The comments about these shows being social events actually confuses me, because I don’t think it’s impossible to have things run on time AND get to hang out and party or whatever. Ask yourself this. If you go to a club show with your friends, does the fact that it runs on time inhibit your ability to socialize?

“I feel like I have to take this article’s lunch money and stuff it in a locker.”

There’s a certain section of the punk community that has this rhetoric of, “Punk is this free space where we can say whatever we want until someone says something that threatens my concept of punk rock so I have to make a joke about violence because I can’t think of a productive argument or response.”

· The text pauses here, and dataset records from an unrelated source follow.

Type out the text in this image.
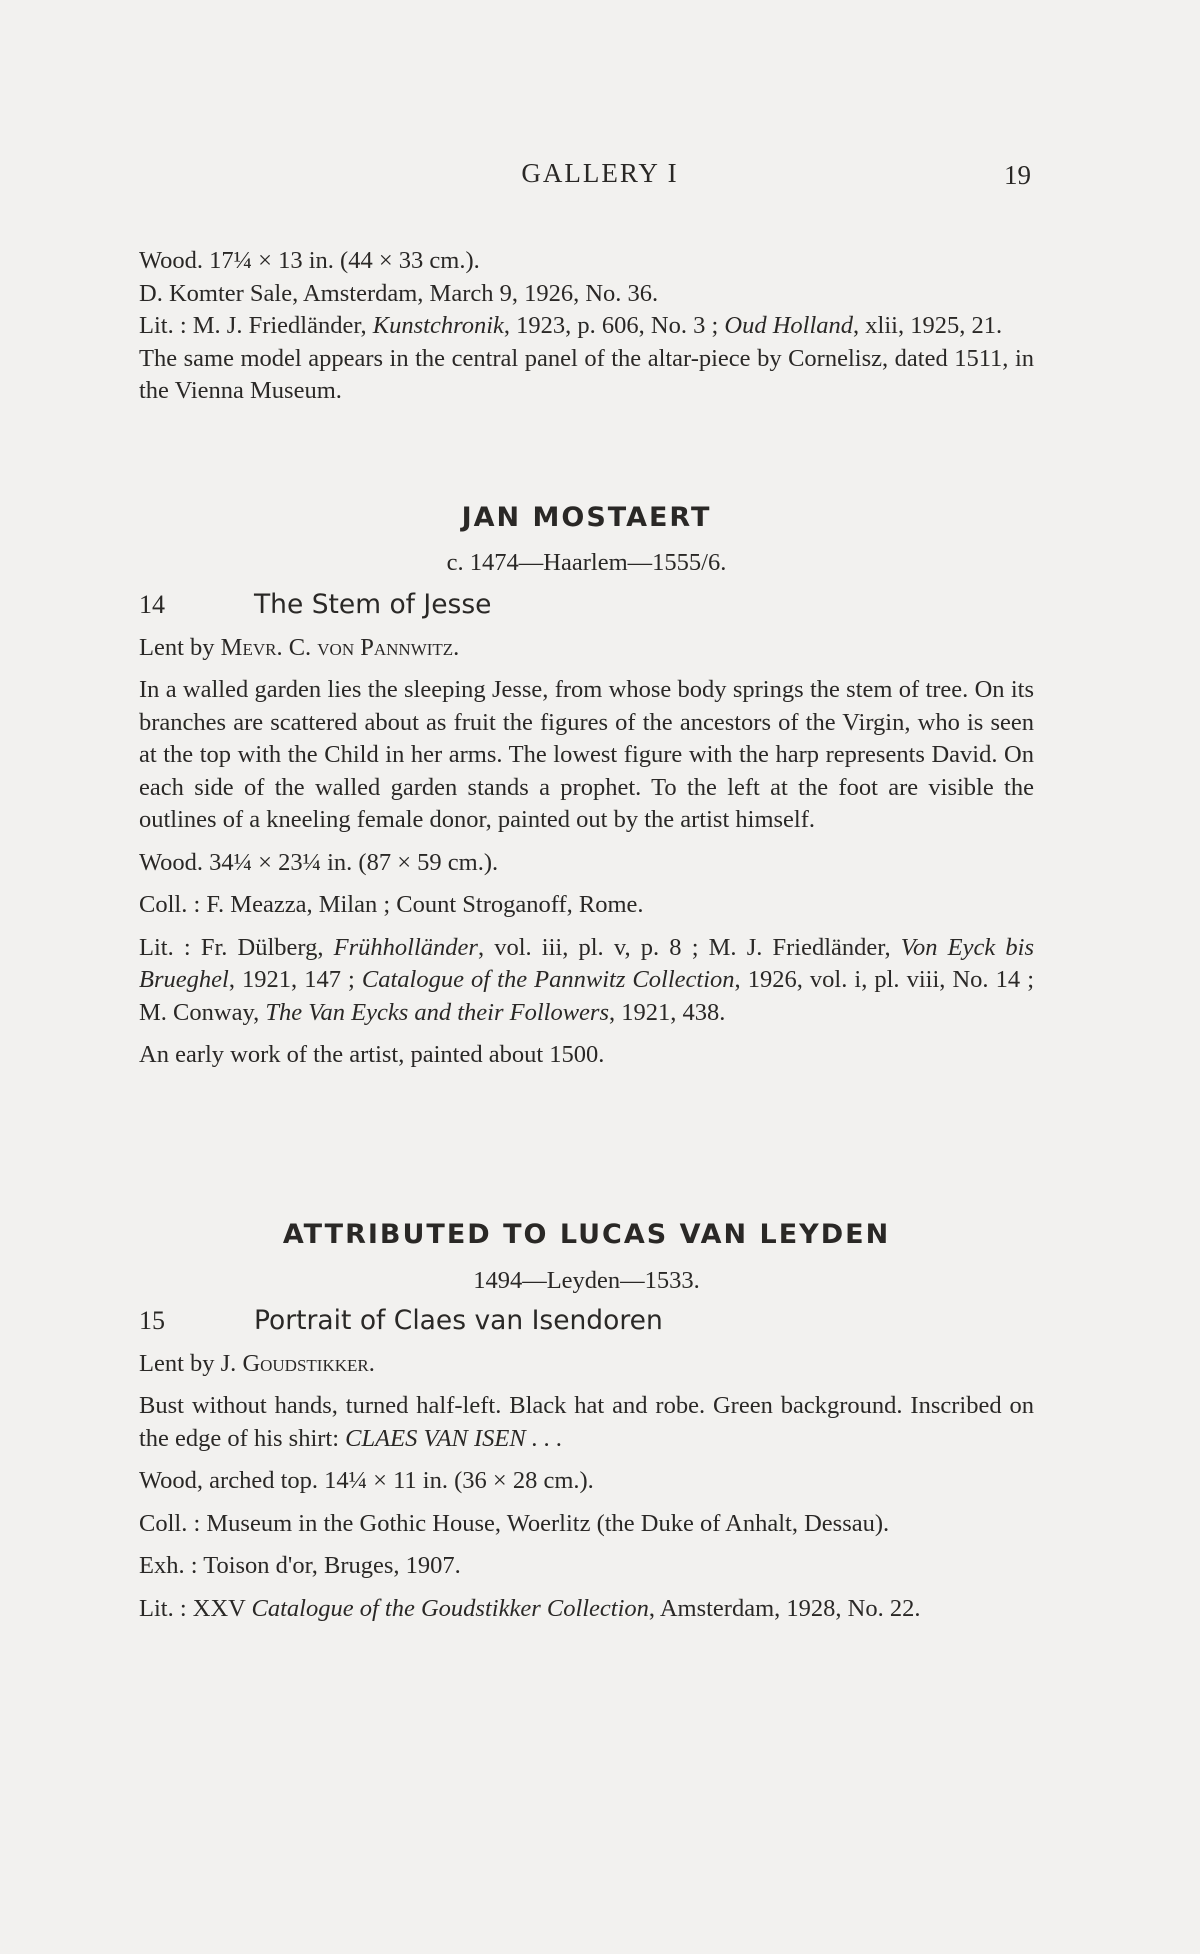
GALLERY I	19

Wood. 17¼ × 13 in. (44 × 33 cm.).

D. Komter Sale, Amsterdam, March 9, 1926, No. 36.

Lit. : M. J. Friedländer, Kunstchronik, 1923, p. 606, No. 3 ; Oud Holland, xlii, 1925, 21.

The same model appears in the central panel of the altar-piece by Cornelisz, dated 1511, in the Vienna Museum.

JAN MOSTAERT

c. 1474—Haarlem—1555/6.

14	The Stem of Jesse

Lent by Mevr. C. von Pannwitz.

In a walled garden lies the sleeping Jesse, from whose body springs the stem of tree. On its branches are scattered about as fruit the figures of the ancestors of the Virgin, who is seen at the top with the Child in her arms. The lowest figure with the harp represents David. On each side of the walled garden stands a prophet. To the left at the foot are visible the outlines of a kneeling female donor, painted out by the artist himself.

Wood. 34¼ × 23¼ in. (87 × 59 cm.).

Coll. : F. Meazza, Milan ; Count Stroganoff, Rome.

Lit. : Fr. Dülberg, Frühholländer, vol. iii, pl. v, p. 8 ; M. J. Friedländer, Von Eyck bis Brueghel, 1921, 147 ; Catalogue of the Pannwitz Collection, 1926, vol. i, pl. viii, No. 14 ; M. Conway, The Van Eycks and their Followers, 1921, 438.

An early work of the artist, painted about 1500.

ATTRIBUTED TO LUCAS VAN LEYDEN

1494—Leyden—1533.

15	Portrait of Claes van Isendoren

Lent by J. Goudstikker.

Bust without hands, turned half-left. Black hat and robe. Green background. Inscribed on the edge of his shirt: CLAES VAN ISEN . . .

Wood, arched top. 14¼ × 11 in. (36 × 28 cm.).

Coll. : Museum in the Gothic House, Woerlitz (the Duke of Anhalt, Dessau).

Exh. : Toison d'or, Bruges, 1907.

Lit. : XXV Catalogue of the Goudstikker Collection, Amsterdam, 1928, No. 22.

I think that just part of being human is that we tend to see things as all or nothing. I feel like a lot of the negative response to my article has been based around people thinking that I want to take the fun out of shows, as if the mere suggestion that as a community we can run things more efficiently means that we all need to show up to concerts in suits and ties. Someone wrote that these are punk shows, not the TD garden, but all I want to suggest is this: WHAT IF we tried to treat a DIY show even halfway like it was a show at the TD garden. I fundamentally feel that DIY and punk rock are built on growing as a community. Punks love to talk about how progressive they are but are we really that progressive and inclusive if we make jokes about violence when we hear an idea that differs from our own?

If you’ve made it this far let me just try to wrap things up with some final thoughts. All I’m trying to suggest in my previous post and this one is that we, as a community, try something new. I’m not saying that if a show says that it starts at 8 that I’m going to throw a fucking temper tantrum if it starts at 8:15. I’m saying, what if we didn’t have to wait another an hour? A lot of the comments I saw were from people who seemed to feel that I was trying to create restrictions, but from my perspective I find that the insistence on these shows being strictly social events to be an overbearing restriction in and of itself. What if there was a happy medium?